Jess in Bend it Like Becham used her struggle in soccer to define what kind
of woman she was as well. She was depicted as a non-conventional girl for her
background. Jess used soccer to help show her family that she was still apart
of their culture, but needed to define her own life a little differently. The
image that depicts this the best is when Jess puts on her sari after a soccer
game. Suddenly all the bruises and sweat are covered by this lovely garment.
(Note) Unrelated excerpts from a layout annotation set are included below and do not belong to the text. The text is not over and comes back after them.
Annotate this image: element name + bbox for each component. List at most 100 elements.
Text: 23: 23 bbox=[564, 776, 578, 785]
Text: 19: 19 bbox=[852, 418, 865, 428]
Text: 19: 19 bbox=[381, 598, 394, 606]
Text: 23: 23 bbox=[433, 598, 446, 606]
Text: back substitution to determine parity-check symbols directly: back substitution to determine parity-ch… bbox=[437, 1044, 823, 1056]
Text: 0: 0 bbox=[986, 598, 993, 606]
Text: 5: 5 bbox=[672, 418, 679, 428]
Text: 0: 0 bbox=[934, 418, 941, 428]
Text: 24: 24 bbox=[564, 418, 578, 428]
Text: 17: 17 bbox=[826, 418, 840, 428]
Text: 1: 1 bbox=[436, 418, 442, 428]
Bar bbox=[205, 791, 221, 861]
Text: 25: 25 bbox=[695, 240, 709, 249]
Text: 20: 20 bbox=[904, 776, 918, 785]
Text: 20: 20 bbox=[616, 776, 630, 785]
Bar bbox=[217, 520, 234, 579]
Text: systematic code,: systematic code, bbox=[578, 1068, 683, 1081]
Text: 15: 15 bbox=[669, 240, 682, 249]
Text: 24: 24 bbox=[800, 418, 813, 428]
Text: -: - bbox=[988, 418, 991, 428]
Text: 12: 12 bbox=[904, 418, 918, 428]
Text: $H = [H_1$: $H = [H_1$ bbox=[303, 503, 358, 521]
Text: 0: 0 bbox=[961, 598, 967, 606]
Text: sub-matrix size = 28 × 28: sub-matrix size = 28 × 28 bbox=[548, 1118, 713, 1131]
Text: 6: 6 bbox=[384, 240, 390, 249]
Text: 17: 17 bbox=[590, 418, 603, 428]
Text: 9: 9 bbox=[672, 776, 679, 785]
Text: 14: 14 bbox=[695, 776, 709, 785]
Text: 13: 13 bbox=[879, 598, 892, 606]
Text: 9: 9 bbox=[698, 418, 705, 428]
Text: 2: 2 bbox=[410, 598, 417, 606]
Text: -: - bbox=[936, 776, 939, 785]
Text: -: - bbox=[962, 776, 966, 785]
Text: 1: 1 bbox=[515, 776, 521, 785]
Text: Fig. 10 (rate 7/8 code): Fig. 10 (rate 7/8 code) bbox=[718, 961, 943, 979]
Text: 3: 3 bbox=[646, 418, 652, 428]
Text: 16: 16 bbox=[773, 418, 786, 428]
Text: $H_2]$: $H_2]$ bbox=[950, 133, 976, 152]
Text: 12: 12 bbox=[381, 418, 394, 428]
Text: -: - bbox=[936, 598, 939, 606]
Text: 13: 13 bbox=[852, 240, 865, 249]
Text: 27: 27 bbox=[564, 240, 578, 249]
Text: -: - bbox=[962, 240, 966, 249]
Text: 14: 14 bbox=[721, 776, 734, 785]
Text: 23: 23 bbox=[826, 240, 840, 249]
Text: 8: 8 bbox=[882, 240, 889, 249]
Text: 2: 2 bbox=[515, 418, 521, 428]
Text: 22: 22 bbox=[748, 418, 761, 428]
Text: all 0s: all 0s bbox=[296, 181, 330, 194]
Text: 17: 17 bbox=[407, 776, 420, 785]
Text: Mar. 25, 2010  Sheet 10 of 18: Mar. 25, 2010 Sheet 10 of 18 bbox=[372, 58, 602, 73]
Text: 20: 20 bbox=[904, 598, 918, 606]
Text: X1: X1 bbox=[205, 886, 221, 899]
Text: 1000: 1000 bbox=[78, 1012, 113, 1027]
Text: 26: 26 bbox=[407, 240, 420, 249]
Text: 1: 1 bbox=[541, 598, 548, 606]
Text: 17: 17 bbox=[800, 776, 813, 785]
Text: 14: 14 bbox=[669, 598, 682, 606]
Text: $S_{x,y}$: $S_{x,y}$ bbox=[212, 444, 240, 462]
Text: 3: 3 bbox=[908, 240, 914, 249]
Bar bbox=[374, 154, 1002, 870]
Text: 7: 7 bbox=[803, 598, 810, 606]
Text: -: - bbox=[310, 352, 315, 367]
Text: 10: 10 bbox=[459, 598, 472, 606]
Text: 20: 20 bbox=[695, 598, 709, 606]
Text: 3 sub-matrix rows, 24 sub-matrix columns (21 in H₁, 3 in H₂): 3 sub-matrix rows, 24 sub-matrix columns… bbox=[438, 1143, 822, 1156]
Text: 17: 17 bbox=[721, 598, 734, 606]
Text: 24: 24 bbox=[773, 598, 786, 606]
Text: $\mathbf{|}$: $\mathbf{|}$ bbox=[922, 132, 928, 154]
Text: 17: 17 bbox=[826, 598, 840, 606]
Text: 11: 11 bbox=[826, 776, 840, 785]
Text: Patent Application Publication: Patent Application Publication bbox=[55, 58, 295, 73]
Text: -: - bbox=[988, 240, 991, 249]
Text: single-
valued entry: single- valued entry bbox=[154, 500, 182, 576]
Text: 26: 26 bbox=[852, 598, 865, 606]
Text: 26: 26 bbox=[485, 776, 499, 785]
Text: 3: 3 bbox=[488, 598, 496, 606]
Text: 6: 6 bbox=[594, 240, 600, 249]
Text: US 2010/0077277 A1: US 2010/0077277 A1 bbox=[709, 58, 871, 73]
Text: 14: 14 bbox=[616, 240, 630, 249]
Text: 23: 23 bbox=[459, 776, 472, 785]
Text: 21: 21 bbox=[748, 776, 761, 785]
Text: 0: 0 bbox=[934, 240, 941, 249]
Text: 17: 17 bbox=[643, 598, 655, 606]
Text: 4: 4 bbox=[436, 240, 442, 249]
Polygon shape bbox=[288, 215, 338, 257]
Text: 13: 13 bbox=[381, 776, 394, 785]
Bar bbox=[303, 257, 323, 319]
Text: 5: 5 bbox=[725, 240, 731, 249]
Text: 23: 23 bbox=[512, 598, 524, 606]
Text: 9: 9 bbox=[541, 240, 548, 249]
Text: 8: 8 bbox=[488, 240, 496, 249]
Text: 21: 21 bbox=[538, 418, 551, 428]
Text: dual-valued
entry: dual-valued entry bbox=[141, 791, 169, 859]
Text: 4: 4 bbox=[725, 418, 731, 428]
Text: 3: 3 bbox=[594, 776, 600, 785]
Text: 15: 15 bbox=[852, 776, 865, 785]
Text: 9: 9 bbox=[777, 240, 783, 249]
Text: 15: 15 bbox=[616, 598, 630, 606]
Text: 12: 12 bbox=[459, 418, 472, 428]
The director shows us the two sides of Jess. She can be strong and feminine
at the same time. This is who she knows she is, she just has to convince other
people of it as well. In Jess going against the grain of her culture and playing
soccer, she is able to finally define herself as an adult to herself and to
her family.
The directors in all of these films use non-conventional and sometimes not pretty
images of women to reflect the inner struggles that the characters are dealing
with. For Pat, with her pants and pain, she uses sports as a guide to a better
life and better man. The women of the ABL use their baseball bruises to help
them fulfill a part of their lives that most women were not able to at that
time. Like Rocky going the distance, every bruise and bloody knuckle made Diana
push that much harder for a better and happier life for herself. Bev's struggle
with the definition of femininity helped to define who she was to herself. Similarly,
Jess used soccer as a catalyst to change her life so that she could become the
woman she wanted to be. All of these women suffered pain and hard emotions in
each of their sports. The directors depictions of these two things expressed
to the audience that these women needed to "believe in themselves more than
anything in this world" before they could truly begin living.